Promoteur du cubisme, précurseur du surréalisme, Guillaume Apollinaire, a toute sa place dans le nouvel accrochage du Centre Pompidou, du moins pour ce premier semestre. On le voit dans la fameuse toile de Marie Laurencin sa compagne, mais aussi à travers des portraits signés Chagall ou Delaunay. Parmi toutes les choses à découvrir à son sujet, comme des exemplaires des Soirées de Paris, figure aussi le projet de sculpture à sa mémoire, géniale esquisse métallique signée Picasso mais qui ne vit jamais le jour, jugée trop moderne par les proches du poète et artiste (1). Cette salle est un lieu de dégustation au milieu d’un banquet d’art moderne, un amuse-bouche en attendant l’exposition majeure qui sera déployée au musée de l’Orangerie au printemps 2016.

Pour le reste c’est à une véritable exploration gastronomique pour nous les affamés d’art, que nous convie le Centre Pompidou, balisée par l’expression moderne et l’art contemporain, entre 1905 et 1965. C’est l’occasion d’y découvrir pêle-mêle Marcel Duchamp et son compagnon de billard le peintre Juan Gris, Delaunay avec ses toiles multicolores ou son portrait du poète Philippe Soupault (2), Mondrian, Klein et son monochrome bleu, Dufy, Matisse, Picasso, Rothko, Kandinsky, Braque, Kupka, Giacometti, Dubuffet, Breton, Cendrars… quelle fête !

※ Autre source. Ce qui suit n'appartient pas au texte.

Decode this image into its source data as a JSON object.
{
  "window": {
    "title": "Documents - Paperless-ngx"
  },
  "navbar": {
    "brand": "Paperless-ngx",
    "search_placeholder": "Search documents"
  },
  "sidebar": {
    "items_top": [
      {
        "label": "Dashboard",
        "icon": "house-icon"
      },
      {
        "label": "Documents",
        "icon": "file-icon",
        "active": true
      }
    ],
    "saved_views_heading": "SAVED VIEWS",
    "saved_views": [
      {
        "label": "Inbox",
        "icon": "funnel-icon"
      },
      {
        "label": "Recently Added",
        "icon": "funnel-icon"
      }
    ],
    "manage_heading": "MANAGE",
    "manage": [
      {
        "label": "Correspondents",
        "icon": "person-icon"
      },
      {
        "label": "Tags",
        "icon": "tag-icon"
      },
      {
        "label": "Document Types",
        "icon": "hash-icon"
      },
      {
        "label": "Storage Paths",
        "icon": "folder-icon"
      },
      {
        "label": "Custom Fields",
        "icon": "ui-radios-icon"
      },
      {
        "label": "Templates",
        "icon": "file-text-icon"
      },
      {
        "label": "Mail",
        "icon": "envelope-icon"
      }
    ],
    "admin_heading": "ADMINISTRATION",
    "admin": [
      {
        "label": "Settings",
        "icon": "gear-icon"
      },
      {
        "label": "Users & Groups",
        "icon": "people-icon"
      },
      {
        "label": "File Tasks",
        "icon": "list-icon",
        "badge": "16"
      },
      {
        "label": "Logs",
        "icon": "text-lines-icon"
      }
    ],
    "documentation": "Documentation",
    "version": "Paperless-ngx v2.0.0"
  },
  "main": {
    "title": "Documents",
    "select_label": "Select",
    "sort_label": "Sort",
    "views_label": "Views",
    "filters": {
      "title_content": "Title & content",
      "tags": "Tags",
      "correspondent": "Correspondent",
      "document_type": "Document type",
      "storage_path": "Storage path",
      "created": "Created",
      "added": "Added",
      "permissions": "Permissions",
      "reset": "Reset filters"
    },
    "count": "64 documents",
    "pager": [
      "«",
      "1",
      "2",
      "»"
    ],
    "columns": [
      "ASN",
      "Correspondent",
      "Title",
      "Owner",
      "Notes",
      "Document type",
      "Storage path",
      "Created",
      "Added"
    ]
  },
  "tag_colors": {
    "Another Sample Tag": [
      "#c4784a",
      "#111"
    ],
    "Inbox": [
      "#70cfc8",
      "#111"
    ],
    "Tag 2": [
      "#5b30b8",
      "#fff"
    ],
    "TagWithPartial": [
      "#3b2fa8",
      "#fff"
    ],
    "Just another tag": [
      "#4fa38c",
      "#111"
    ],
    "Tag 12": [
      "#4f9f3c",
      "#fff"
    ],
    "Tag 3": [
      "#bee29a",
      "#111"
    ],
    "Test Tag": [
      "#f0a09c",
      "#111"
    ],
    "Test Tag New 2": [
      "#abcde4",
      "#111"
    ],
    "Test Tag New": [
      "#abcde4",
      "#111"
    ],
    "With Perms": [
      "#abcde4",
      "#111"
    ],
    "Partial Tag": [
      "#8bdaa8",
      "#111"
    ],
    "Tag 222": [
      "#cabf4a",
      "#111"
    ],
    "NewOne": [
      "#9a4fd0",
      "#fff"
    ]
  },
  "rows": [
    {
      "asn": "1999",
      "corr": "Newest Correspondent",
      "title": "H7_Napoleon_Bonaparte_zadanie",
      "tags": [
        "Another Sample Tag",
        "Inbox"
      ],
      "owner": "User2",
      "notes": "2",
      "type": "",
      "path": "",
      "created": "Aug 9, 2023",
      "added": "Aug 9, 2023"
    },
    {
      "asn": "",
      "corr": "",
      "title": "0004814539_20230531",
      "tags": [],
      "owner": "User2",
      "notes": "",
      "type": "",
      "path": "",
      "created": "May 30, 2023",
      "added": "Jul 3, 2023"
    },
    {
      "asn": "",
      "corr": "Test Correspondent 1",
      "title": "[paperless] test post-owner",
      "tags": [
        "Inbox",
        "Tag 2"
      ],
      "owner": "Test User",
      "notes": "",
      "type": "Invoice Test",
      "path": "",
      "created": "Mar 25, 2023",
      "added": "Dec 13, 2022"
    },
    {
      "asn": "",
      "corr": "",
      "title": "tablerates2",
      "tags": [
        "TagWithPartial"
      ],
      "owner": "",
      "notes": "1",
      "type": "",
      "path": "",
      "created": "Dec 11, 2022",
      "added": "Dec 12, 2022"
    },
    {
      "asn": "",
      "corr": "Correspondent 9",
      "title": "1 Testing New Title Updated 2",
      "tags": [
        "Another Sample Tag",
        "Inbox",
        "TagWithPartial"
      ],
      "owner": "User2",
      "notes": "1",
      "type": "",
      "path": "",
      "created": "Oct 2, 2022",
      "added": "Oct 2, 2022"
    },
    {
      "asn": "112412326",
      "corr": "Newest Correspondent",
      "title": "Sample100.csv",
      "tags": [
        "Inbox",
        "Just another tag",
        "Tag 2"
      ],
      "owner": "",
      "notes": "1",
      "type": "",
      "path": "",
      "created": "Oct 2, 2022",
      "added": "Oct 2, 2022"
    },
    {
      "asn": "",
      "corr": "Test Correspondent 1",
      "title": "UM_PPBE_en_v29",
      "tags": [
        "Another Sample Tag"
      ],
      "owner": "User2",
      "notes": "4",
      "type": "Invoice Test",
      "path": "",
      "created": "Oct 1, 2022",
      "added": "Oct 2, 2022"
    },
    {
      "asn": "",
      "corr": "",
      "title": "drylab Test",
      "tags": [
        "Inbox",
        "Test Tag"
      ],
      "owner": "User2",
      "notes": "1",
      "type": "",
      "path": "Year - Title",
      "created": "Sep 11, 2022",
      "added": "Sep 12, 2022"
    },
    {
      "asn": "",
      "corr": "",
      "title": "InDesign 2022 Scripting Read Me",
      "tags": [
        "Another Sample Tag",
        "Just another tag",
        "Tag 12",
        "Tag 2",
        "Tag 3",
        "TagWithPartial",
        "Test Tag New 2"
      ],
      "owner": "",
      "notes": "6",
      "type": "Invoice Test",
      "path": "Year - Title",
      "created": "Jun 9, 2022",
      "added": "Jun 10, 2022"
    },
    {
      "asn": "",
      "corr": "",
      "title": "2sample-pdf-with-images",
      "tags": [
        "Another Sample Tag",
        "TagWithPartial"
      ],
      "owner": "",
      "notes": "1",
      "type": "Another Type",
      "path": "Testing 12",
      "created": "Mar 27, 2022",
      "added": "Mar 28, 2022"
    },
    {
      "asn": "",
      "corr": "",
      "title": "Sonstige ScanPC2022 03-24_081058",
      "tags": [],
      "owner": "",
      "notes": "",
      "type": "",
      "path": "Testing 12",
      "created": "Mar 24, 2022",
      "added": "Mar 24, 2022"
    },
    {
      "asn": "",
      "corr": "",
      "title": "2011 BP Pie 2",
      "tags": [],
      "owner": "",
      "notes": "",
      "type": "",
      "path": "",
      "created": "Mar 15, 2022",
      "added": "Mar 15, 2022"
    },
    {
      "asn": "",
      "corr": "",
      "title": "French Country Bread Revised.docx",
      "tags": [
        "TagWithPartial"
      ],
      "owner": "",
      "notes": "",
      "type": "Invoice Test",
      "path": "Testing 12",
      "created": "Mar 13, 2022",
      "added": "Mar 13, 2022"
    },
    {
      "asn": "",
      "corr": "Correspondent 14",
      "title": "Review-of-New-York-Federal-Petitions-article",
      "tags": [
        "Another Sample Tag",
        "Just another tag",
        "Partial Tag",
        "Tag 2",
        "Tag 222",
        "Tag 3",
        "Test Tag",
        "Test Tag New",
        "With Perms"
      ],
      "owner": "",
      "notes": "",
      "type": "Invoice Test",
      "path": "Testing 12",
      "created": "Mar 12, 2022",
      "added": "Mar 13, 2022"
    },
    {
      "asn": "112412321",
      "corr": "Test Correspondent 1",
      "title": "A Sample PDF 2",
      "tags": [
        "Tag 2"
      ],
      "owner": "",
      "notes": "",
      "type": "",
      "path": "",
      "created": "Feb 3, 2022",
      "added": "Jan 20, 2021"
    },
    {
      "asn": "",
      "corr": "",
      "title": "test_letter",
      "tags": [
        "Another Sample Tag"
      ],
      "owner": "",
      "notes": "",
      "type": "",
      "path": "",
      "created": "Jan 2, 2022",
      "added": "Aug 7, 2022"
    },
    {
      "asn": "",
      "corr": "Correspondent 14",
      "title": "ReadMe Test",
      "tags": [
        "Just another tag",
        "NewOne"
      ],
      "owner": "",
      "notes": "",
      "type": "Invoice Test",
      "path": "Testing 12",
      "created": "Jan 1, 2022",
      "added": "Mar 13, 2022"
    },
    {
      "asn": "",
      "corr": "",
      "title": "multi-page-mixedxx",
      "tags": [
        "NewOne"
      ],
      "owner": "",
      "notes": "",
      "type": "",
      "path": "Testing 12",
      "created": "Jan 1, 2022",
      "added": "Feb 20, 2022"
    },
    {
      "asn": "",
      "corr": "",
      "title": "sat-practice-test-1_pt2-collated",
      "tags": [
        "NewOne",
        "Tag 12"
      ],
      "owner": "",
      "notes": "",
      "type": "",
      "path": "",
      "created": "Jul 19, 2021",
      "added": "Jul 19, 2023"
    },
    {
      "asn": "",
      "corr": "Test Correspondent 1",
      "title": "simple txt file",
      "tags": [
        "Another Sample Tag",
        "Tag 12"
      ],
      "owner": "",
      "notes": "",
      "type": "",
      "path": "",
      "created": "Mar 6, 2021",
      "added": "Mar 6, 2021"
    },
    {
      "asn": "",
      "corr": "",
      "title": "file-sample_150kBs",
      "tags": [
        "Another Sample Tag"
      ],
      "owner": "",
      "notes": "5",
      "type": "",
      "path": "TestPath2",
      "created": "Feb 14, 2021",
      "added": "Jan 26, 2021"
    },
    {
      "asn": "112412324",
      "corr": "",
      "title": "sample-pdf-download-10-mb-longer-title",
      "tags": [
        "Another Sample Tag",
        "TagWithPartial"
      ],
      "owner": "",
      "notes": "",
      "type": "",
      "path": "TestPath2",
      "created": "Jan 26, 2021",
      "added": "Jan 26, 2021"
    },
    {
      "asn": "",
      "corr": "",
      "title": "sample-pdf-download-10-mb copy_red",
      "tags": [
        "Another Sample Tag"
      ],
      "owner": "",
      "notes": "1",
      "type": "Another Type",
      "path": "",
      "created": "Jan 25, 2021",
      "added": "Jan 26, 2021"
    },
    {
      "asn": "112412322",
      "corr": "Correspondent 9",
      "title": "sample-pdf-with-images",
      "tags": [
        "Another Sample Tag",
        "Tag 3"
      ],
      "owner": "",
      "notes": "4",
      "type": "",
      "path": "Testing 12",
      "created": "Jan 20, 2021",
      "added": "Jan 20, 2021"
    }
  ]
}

Portrait de Philippe Soupault par Delaunay (1922). Photo: PHB/LSDP

Portrait de Philippe Soupault par Delaunay (1922). Photo: PHB/LSDP

En vérité, sauf à New York peut-être, il n’y a actuellement pas d’endroit dans le monde présentant un tel volume d’œuvres de premier ordre sur la période concernée. Selon Bernard Blistène, directeur du musée national d’art moderne, il fallait que cette présentation fût « lisible, claire voire didactique » comme une « traversée de l’art moderne dans ses grandes composantes plastiques et pluridisciplinaires ».

A force de passer d’une salle à une autre, de marquer un arrêt révérencieux devant le bleu de Klein puis de revenir sur ses pas pour admirer derechef une toile de Juan Gris, en refaisant un crochet dans la salle vouée à André Breton, ou à Blaise Cendrars, on se surprend à être le danseur erratique de cette chorégraphie plastique particulièrement généreuse. Un coup de maître.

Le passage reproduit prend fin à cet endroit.